In 1995, Eli Lilly’s director for international corporate affairs finally wrote Paguntalan, explaining that “no company employee involved with research and development of any compound, regardless of where they are employed in our global organization, receives royalties or compensation for that work beyond his or her salary and benefits.”

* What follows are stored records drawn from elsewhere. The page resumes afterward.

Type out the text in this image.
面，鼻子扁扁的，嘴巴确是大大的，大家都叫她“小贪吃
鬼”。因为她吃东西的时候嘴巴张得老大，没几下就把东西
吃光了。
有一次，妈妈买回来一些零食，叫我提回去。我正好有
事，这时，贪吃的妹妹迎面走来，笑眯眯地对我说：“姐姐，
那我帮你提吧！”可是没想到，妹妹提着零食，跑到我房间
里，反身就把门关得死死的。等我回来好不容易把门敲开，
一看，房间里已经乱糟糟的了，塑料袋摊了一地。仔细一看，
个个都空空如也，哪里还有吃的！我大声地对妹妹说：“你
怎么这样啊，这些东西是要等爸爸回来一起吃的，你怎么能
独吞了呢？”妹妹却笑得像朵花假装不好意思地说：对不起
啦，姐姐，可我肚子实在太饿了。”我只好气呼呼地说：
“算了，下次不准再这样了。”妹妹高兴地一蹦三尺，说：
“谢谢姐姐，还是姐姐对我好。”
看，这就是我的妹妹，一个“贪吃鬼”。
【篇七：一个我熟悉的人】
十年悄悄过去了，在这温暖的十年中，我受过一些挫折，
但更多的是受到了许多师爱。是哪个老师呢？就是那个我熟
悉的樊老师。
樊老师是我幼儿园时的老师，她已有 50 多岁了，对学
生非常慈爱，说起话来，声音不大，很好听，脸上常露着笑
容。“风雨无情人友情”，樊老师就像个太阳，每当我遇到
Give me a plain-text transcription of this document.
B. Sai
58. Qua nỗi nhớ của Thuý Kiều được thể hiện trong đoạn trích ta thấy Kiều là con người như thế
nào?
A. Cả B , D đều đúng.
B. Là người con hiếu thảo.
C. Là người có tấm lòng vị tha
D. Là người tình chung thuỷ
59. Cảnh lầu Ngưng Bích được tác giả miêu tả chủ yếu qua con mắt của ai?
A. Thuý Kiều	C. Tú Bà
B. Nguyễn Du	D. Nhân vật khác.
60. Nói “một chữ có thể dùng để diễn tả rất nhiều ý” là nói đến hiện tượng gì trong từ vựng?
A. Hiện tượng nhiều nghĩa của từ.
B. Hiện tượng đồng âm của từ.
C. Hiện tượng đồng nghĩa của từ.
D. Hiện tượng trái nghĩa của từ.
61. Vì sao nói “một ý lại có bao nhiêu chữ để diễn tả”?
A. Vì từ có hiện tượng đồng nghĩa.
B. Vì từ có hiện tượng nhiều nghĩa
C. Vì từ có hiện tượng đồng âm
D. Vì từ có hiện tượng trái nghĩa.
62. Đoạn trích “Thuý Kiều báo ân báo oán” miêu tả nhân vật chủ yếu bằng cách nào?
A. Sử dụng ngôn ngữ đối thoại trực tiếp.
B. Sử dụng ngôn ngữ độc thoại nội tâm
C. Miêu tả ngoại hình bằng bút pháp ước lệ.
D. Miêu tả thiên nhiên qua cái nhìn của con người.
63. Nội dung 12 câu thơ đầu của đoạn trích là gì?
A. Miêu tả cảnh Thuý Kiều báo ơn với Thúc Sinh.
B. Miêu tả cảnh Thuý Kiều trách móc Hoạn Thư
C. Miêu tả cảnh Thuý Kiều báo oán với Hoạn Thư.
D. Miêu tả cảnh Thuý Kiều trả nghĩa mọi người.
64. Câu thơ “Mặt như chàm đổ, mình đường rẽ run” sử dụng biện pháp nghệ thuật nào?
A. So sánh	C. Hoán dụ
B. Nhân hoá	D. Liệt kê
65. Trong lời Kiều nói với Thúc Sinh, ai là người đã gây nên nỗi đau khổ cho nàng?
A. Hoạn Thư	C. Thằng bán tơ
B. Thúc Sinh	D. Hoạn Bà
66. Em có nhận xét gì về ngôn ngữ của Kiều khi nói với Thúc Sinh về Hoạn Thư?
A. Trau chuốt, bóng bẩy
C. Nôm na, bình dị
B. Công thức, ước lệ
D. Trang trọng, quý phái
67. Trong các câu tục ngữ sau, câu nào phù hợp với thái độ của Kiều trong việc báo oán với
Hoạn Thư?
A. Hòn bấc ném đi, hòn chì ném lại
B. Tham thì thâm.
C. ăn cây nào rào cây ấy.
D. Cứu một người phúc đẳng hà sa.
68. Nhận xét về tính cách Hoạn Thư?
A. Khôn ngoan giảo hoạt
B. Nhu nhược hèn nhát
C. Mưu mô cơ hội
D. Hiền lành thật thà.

I was aware of erythromycin’s being discovered in the Philippines and the relationship of that discovery to the brand name Ilosone, but had forgotten the connection until University of the Philippines Diliman vice chancellor Evangeline Amor told me about her attending a conference in Iloilo that discussed natural products as a source of medicines.

One of the main organizers of the conference was Dr. Doralyn Dalisay, a Balik Scientist now with the University of San Agustin in Iloilo, who came up with a different “Never Again” reminder during the meeting. This was a reference to the 70th anniversary of erythromycin and its Iloilo origins, as well as Aguilar not having received proper recognition and benefits.

The patents system has always been unfair—patents cornered by large companies that control research. The Philippines follows a patent system that protects companies’ rights not just for the product but over processes, meaning even if someone can find a way of producing the same product using a different process, they would not be allowed to do so. With their patents, drug companies end up dictating high prices for the medicines.

Researchers like Dr. Dalisay at the University of San Agustin hope to learn from history. She and others are once again looking for antibiotics, an urgent mission given widespread antibiotic resistance. She is looking again at Actinobacteria, the same kind of microorganisms that led to erythromycin’s discovery, but this time from marine sediments.

If I may, I’m pleased to say UP Diliman is in partnership with San Agustin and others for this kind of important research. If there’s “rampant drug use” in UP as has been claimed in the media lately, it is in the sense of looking for new drugs—from powerful painkillers to antibiotics—on land and in the seas.

Dr. Dalisay has presented very promising findings from their antibiotics research. She is determined that this research, now conducted by Filipinos, and with our own research funds, will benefit Filipinos.